Hold the order on that steakburger, cowpoke. The property fell into real blight after Nickols lost it. Because he had failed to pay property taxes once his property was condemned, it was auctioned off on the courthouse steps. JBC & Associates figured that it didn’t even need to bid. The Ohio company had the development rights. The PIEA said so. Any other bidder would be buying into condemnation.
A cranky old man named Ed Young thought otherwise. On a whim, he bought the property for $155,000. Then he unleashed his lawyers. In a letter sent to the company and the PIEA, Young’s attorney accused JBC of using the PIEA “as a vehicle to take private property for private use in contravention of the Missouri Constitution.” He detailed a history of events, dating back to the real estate agent’s first contact with Paul Nickols, that suggested unfair and unethical business practices. “[JBC has] simply tried to intimidate the owner, his tenants, the mortgage holder and prospective purchasers,” the letter reads.

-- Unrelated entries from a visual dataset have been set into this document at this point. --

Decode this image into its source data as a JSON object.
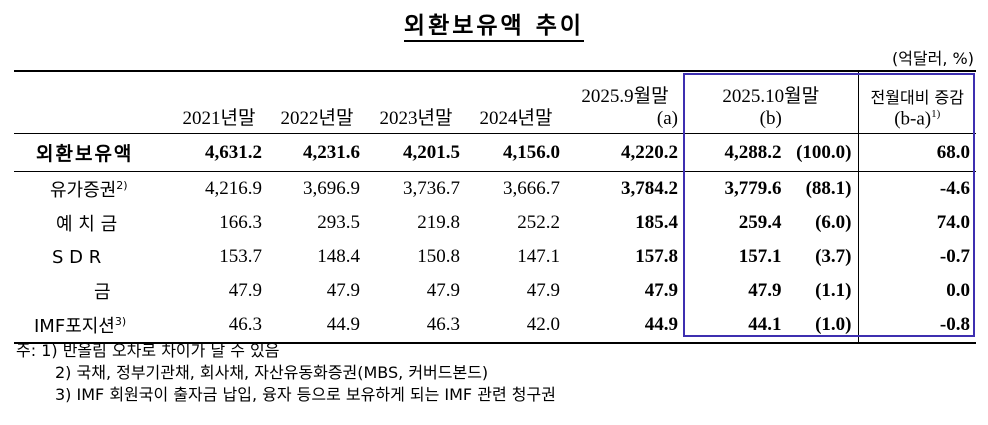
{
  "title": "외환보유액 추이",
  "unit": "(억달러, %)",
  "header": {
    "cols": [
      "2021년말",
      "2022년말",
      "2023년말",
      "2024년말"
    ],
    "sep_line1": "2025.9월말",
    "sep_line2": "(a)",
    "oct_line1": "2025.10월말",
    "oct_line2": "(b)",
    "inc_line1": "전월대비 증감",
    "inc_line2": "(b-a)",
    "inc_sup": "1)"
  },
  "rows": [
    {
      "label": "외환보유액",
      "sup": "",
      "values": [
        "4,631.2",
        "4,231.6",
        "4,201.5",
        "4,156.0"
      ],
      "sep": "4,220.2",
      "oct": "4,288.2",
      "share": "(100.0)",
      "change": "68.0"
    },
    {
      "label": "유가증권",
      "sup": "2)",
      "values": [
        "4,216.9",
        "3,696.9",
        "3,736.7",
        "3,666.7"
      ],
      "sep": "3,784.2",
      "oct": "3,779.6",
      "share": "(88.1)",
      "change": "-4.6"
    },
    {
      "label": "예 치 금",
      "sup": "",
      "values": [
        "166.3",
        "293.5",
        "219.8",
        "252.2"
      ],
      "sep": "185.4",
      "oct": "259.4",
      "share": "(6.0)",
      "change": "74.0"
    },
    {
      "label": "S D R",
      "sup": "",
      "values": [
        "153.7",
        "148.4",
        "150.8",
        "147.1"
      ],
      "sep": "157.8",
      "oct": "157.1",
      "share": "(3.7)",
      "change": "-0.7"
    },
    {
      "label": "금",
      "sup": "",
      "values": [
        "47.9",
        "47.9",
        "47.9",
        "47.9"
      ],
      "sep": "47.9",
      "oct": "47.9",
      "share": "(1.1)",
      "change": "0.0"
    },
    {
      "label": "IMF포지션",
      "sup": "3)",
      "values": [
        "46.3",
        "44.9",
        "46.3",
        "42.0"
      ],
      "sep": "44.9",
      "oct": "44.1",
      "share": "(1.0)",
      "change": "-0.8"
    }
  ],
  "notes": [
    "주: 1) 반올림 오차로 차이가 날 수 있음",
    "2) 국채, 정부기관채, 회사채, 자산유동화증권(MBS, 커버드본드)",
    "3) IMF 회원국이 출자금 납입, 융자 등으로 보유하게 되는 IMF 관련 청구권"
  ],
  "colors": {
    "highlight_border": "#3d2fb0"
  }
}
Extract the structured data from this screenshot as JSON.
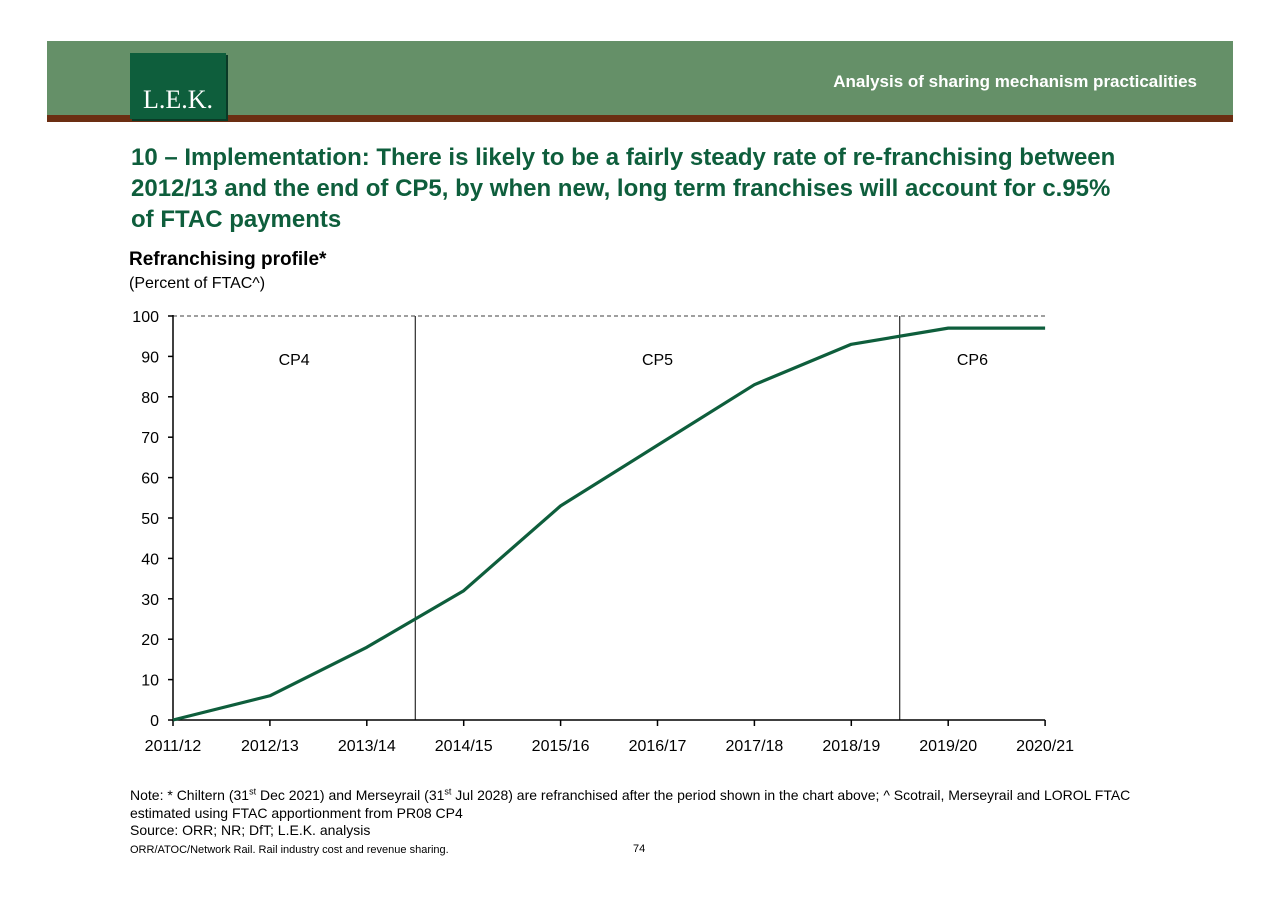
{
  "header": {
    "logo_text": "L.E.K.",
    "section_title": "Analysis of sharing mechanism practicalities"
  },
  "slide": {
    "title": "10 – Implementation: There is likely to be a fairly steady rate of re-franchising between 2012/13 and the end of CP5, by when new, long term franchises will account for c.95% of FTAC payments"
  },
  "chart_data": {
    "type": "line",
    "title": "Refranchising profile*",
    "subtitle": "(Percent of FTAC^)",
    "categories": [
      "2011/12",
      "2012/13",
      "2013/14",
      "2014/15",
      "2015/16",
      "2016/17",
      "2017/18",
      "2018/19",
      "2019/20",
      "2020/21"
    ],
    "series": [
      {
        "values": [
          0,
          6,
          18,
          32,
          53,
          68,
          83,
          93,
          97,
          97
        ]
      }
    ],
    "ylim": [
      0,
      100
    ],
    "yticks": [
      0,
      10,
      20,
      30,
      40,
      50,
      60,
      70,
      80,
      90,
      100
    ],
    "reference_line": 100,
    "periods": [
      {
        "label": "CP4",
        "from": 0,
        "to": 2.5
      },
      {
        "label": "CP5",
        "from": 2.5,
        "to": 7.5
      },
      {
        "label": "CP6",
        "from": 7.5,
        "to": 9
      }
    ],
    "line_color": "#0e5e3c",
    "grid": false
  },
  "footer": {
    "note_prefix": "Note: * Chiltern (31",
    "note_sup1": "st",
    "note_mid": " Dec 2021) and Merseyrail (31",
    "note_sup2": "st",
    "note_rest": " Jul 2028) are refranchised after the period shown in the chart above; ^ Scotrail, Merseyrail and LOROL FTAC estimated using FTAC apportionment from PR08 CP4",
    "source": "Source: ORR; NR; DfT; L.E.K. analysis",
    "document": "ORR/ATOC/Network Rail.  Rail industry cost and revenue sharing.",
    "page_number": "74"
  },
  "colors": {
    "header_green": "#659068",
    "header_rule": "#6b2e12",
    "brand_green": "#0e5e3c"
  }
}
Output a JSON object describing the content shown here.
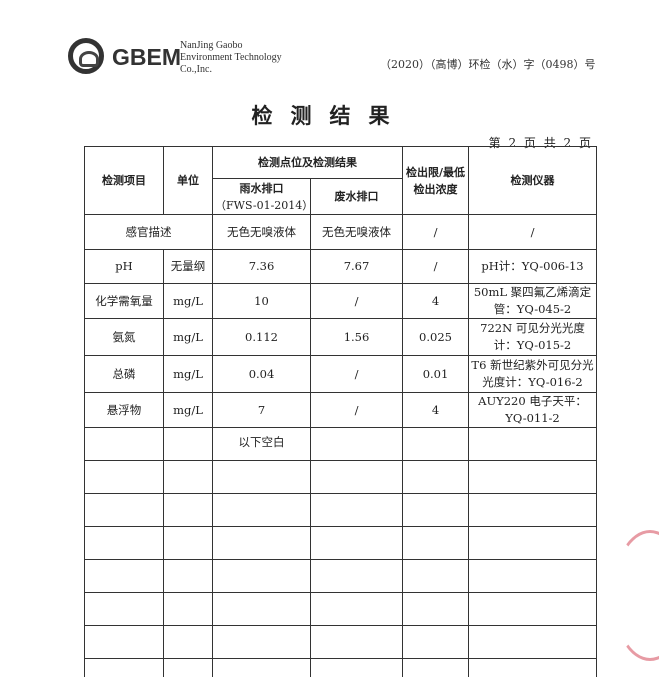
{
  "header": {
    "brand": "GBEM",
    "company": [
      "NanJing Gaobo",
      "Environment Technology",
      "Co.,Inc."
    ],
    "doc_number": "（2020）（高博）环检（水）字（0498）号"
  },
  "title": "检测结果",
  "page_info": "第 2 页 共 2 页",
  "table": {
    "headers": {
      "item": "检测项目",
      "unit": "单位",
      "results": "检测点位及检测结果",
      "point1": "雨水排口",
      "point1_code": "（FWS-01-2014）",
      "point2": "废水排口",
      "limit": "检出限/最低检出浓度",
      "instrument": "检测仪器"
    },
    "sensory": {
      "label": "感官描述",
      "p1": "无色无嗅液体",
      "p2": "无色无嗅液体",
      "limit": "/",
      "instrument": "/"
    },
    "rows": [
      {
        "item": "pH",
        "unit": "无量纲",
        "p1": "7.36",
        "p2": "7.67",
        "limit": "/",
        "instrument": "pH计：YQ-006-13"
      },
      {
        "item": "化学需氧量",
        "unit": "mg/L",
        "p1": "10",
        "p2": "/",
        "limit": "4",
        "instrument": "50mL 聚四氟乙烯滴定管：YQ-045-2"
      },
      {
        "item": "氨氮",
        "unit": "mg/L",
        "p1": "0.112",
        "p2": "1.56",
        "limit": "0.025",
        "instrument": "722N 可见分光光度计：YQ-015-2"
      },
      {
        "item": "总磷",
        "unit": "mg/L",
        "p1": "0.04",
        "p2": "/",
        "limit": "0.01",
        "instrument": "T6 新世纪紫外可见分光光度计：YQ-016-2"
      },
      {
        "item": "悬浮物",
        "unit": "mg/L",
        "p1": "7",
        "p2": "/",
        "limit": "4",
        "instrument": "AUY220 电子天平：YQ-011-2"
      }
    ],
    "blank_note": "以下空白"
  },
  "stamp_color": "#e07a86"
}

The PIEA was spooked. By December 1994, the city attorney was writing to JBC to ask that the company resubmit its proposal. The following April, JBC pulled out completely. The project died, followed eventually by Young — but not before he sold the property, reportedly for $30,000 more than he paid on the courthouse steps.
At age 53, Nickols continues to work in his father’s West Bottoms warehouse and still lives at his parents’ home. Now he sees his old West Bottoms property standing dormant and more blighted than ever, and he thinks, I lost my house for that.